Mr. Spitzer, 54, made his career as a scourge of Wall Street. As state attorney-general, he launched high-profile probes into investment banks and insurance giants. He swept into the governor's office, promising to use his combative style to clean up the notoriously corrupt state capital – and was even considered a future presidential candidate.
He lasted 14 months as governor before the prostitution scandal exploded. When he announced his resignation, his wife, Silda, stood stoically at his side, an appearance that helped inspire the popular television drama The Good Wife. Mr. Spitzer said on Monday that his wife and his three daughters – now ranging in age from 19 to 23 – were supportive of his campaign.
In recent years, he has hosted television programs, taught at a local university and helped out at the family business (his father is a wealthy real estate developer).

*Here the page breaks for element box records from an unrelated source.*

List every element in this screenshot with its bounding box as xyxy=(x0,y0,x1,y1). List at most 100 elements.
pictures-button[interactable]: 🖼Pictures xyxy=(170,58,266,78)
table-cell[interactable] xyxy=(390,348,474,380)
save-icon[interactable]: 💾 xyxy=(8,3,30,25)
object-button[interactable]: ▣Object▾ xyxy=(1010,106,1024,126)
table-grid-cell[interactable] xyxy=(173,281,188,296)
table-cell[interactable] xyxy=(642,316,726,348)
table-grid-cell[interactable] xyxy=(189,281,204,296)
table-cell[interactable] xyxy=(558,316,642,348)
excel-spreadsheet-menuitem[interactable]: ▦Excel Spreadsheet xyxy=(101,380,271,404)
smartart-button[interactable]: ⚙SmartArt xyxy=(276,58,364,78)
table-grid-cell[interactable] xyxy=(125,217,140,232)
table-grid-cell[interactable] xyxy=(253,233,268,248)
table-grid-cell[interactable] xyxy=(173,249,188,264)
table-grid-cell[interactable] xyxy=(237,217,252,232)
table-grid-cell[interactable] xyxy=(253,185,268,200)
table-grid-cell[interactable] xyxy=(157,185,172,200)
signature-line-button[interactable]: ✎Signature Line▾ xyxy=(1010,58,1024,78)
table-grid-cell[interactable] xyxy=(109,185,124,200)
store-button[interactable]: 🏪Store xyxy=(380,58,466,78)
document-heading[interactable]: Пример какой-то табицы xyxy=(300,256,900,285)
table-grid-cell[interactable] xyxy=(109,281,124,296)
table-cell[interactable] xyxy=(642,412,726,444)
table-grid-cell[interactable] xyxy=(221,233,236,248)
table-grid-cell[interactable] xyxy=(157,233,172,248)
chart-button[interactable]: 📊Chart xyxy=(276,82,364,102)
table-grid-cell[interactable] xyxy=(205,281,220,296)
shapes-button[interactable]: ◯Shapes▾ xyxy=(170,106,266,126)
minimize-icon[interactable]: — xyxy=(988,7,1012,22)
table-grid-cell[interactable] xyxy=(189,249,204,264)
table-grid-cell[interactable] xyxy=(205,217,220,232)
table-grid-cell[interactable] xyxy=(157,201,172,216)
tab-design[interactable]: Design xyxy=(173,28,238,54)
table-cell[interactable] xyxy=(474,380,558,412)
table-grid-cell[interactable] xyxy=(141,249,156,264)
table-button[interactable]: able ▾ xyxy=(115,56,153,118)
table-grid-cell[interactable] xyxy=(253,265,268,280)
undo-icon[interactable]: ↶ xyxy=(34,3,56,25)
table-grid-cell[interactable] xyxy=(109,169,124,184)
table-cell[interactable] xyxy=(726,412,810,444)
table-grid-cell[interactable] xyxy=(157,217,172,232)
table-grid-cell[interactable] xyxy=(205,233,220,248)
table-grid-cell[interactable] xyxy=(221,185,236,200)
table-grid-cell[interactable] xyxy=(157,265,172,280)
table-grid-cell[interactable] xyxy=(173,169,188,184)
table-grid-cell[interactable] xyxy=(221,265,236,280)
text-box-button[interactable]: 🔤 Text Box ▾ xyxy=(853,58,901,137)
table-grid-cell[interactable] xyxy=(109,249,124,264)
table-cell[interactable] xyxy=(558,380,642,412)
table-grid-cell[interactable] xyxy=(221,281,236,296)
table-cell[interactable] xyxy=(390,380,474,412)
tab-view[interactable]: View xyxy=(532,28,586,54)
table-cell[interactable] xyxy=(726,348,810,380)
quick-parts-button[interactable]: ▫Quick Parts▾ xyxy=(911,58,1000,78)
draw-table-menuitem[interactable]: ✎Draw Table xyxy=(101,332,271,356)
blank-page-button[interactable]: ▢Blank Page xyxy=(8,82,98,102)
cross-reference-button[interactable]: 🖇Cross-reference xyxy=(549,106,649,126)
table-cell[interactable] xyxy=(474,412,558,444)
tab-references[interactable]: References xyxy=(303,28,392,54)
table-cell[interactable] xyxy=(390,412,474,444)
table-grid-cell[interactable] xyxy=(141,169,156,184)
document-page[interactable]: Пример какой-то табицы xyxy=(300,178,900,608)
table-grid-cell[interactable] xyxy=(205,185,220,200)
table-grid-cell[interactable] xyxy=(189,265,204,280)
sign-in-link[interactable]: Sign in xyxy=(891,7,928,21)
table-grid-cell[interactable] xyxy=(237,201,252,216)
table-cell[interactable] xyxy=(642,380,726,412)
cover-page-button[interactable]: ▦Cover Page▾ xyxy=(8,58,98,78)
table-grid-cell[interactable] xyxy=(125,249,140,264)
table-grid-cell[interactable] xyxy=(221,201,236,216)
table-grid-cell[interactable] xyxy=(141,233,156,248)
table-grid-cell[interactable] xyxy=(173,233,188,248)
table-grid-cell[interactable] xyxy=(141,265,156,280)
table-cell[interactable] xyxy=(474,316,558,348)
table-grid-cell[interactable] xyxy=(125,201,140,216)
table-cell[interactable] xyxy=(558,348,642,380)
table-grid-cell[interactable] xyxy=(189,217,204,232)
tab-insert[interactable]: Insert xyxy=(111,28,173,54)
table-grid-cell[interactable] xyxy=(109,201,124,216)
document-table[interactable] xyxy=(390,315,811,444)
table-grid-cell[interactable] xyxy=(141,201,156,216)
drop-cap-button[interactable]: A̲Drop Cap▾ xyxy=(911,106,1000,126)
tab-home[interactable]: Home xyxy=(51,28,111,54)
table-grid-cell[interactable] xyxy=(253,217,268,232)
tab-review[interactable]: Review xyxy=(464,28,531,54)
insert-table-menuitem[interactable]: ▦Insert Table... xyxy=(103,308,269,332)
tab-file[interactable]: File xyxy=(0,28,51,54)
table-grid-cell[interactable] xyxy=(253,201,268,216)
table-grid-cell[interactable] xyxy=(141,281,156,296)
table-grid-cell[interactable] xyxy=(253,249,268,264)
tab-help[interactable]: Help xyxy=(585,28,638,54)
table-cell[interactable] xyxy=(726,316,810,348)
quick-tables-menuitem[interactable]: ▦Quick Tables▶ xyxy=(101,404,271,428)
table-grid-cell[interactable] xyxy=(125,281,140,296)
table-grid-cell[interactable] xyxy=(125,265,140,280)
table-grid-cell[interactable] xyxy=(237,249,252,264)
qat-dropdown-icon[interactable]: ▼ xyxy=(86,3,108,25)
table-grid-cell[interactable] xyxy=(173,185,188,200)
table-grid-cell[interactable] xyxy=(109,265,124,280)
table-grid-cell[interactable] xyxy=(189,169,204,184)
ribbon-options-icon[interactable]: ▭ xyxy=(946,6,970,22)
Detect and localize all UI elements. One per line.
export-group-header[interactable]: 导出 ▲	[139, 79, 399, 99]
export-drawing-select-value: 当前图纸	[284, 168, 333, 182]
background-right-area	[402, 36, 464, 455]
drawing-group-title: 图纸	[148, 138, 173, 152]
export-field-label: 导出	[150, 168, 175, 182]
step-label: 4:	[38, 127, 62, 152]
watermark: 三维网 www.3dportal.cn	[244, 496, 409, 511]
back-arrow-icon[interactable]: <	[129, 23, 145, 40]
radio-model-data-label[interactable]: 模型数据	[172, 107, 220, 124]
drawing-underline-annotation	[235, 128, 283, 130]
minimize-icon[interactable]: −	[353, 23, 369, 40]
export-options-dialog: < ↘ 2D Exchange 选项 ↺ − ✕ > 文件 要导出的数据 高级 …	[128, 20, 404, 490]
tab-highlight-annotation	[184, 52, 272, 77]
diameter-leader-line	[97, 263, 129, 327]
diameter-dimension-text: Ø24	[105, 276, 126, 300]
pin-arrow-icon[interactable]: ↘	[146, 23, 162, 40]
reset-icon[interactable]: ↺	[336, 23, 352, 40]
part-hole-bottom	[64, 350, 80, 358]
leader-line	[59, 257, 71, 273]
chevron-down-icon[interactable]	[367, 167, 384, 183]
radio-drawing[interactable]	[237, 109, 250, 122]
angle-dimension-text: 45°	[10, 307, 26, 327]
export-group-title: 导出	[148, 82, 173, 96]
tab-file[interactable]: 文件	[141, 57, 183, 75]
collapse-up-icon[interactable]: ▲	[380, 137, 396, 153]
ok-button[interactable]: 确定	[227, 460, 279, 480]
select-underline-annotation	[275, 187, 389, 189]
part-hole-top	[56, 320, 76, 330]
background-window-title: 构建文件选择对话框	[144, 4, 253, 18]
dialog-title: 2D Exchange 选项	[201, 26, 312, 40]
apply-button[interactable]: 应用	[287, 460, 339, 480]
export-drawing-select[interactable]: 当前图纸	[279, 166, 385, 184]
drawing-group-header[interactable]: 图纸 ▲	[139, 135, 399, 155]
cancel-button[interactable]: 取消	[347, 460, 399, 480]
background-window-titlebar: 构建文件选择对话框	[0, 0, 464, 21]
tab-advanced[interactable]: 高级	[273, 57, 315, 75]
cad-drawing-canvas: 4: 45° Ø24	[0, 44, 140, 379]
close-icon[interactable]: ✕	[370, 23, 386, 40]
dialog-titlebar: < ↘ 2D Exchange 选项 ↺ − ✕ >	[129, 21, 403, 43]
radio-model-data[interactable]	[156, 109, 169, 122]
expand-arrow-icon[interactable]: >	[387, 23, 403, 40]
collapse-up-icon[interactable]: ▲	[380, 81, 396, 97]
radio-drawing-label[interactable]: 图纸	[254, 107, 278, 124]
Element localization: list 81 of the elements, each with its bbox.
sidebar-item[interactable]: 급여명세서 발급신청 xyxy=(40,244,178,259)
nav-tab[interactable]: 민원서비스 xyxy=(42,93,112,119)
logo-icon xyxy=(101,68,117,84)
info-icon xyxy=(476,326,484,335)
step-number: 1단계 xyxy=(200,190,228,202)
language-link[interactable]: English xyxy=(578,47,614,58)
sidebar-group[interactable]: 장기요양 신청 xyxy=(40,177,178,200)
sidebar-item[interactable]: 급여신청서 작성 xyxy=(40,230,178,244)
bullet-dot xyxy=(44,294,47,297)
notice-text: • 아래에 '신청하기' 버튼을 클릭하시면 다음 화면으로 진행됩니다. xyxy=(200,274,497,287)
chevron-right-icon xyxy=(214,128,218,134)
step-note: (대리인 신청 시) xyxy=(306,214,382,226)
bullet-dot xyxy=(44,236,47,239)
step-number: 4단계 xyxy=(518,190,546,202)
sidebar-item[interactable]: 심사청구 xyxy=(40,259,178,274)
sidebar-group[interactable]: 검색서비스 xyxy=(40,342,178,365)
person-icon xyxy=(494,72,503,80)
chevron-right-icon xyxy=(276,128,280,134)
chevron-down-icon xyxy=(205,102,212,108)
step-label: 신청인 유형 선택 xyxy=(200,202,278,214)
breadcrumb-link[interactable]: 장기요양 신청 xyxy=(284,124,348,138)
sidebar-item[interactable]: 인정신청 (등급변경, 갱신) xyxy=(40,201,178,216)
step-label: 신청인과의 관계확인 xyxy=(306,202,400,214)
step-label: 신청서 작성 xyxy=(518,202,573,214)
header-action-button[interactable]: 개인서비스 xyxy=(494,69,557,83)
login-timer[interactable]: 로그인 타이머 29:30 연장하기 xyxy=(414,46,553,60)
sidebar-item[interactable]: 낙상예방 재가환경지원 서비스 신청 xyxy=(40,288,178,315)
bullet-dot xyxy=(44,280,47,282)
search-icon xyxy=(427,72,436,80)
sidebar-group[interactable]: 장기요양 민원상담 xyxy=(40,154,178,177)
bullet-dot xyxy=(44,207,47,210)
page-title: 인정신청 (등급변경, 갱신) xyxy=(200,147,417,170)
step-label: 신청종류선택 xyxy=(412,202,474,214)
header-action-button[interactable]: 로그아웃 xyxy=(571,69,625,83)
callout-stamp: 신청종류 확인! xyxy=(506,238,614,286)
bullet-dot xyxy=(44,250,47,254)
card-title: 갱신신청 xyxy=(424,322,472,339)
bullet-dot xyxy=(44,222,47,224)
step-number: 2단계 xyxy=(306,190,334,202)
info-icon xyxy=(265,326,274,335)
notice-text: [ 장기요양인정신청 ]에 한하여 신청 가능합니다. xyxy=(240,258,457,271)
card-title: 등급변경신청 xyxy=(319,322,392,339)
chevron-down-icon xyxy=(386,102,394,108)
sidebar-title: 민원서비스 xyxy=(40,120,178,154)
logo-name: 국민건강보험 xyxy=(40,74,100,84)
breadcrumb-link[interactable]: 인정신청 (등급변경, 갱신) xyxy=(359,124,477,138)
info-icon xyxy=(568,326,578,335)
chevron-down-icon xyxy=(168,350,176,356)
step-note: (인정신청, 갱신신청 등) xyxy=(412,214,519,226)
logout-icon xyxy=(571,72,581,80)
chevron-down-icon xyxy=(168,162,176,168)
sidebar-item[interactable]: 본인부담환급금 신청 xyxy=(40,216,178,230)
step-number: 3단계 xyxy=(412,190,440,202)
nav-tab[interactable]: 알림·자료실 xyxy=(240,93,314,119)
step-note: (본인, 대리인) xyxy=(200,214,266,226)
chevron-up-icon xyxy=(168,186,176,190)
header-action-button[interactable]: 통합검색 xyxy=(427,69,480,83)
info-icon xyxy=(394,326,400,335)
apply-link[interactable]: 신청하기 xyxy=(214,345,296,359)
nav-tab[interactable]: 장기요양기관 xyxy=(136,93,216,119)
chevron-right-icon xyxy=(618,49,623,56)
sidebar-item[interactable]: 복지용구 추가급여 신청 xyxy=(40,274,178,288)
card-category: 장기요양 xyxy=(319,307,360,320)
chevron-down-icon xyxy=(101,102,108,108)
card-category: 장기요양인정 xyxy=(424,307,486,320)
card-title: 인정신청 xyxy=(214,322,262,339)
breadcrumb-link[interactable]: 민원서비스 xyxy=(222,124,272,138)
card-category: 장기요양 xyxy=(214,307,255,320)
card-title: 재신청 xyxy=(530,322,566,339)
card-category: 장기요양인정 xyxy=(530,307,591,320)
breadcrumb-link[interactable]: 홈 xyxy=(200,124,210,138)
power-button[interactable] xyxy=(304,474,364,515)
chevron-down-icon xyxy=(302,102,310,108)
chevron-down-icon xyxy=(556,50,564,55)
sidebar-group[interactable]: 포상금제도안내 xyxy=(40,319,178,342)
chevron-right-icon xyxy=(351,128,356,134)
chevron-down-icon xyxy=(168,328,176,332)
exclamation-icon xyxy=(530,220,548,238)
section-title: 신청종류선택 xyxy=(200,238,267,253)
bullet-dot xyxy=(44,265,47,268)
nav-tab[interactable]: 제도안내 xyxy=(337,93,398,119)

But the political bug never left him. "Do you miss it? Of course," he said in an interview with The Globe back in 2010.
On Monday, he portrayed the comptroller's office as perch from which he could shake up corporate America, particularly since it oversees investment decisions for the city's large public pension funds.
Mr. Spitzer's first public appearance gave a hint of the circus-like atmosphere that will accompany his campaign. A crush of reporters thronged him as he made his way through a city park, ostensibly to collect signatures in order to get his name on the ballot.
The few hecklers were outnumbered by vocal expressions of support: Several people darted into the media throng to shake Mr. Spitzer's hand, wish him well or seek an autograph.
"Good luck, Eliot!" shouted Barbara Dyer, 54, as Mr. Spitzer passed by a farmers' market with stalls offering local produce and handmade cheese.
"I think he was a good governor," Ms. Dyer elaborated as she shopped for vegetables. "He did an embarrassingly stupid thing. I forgive him."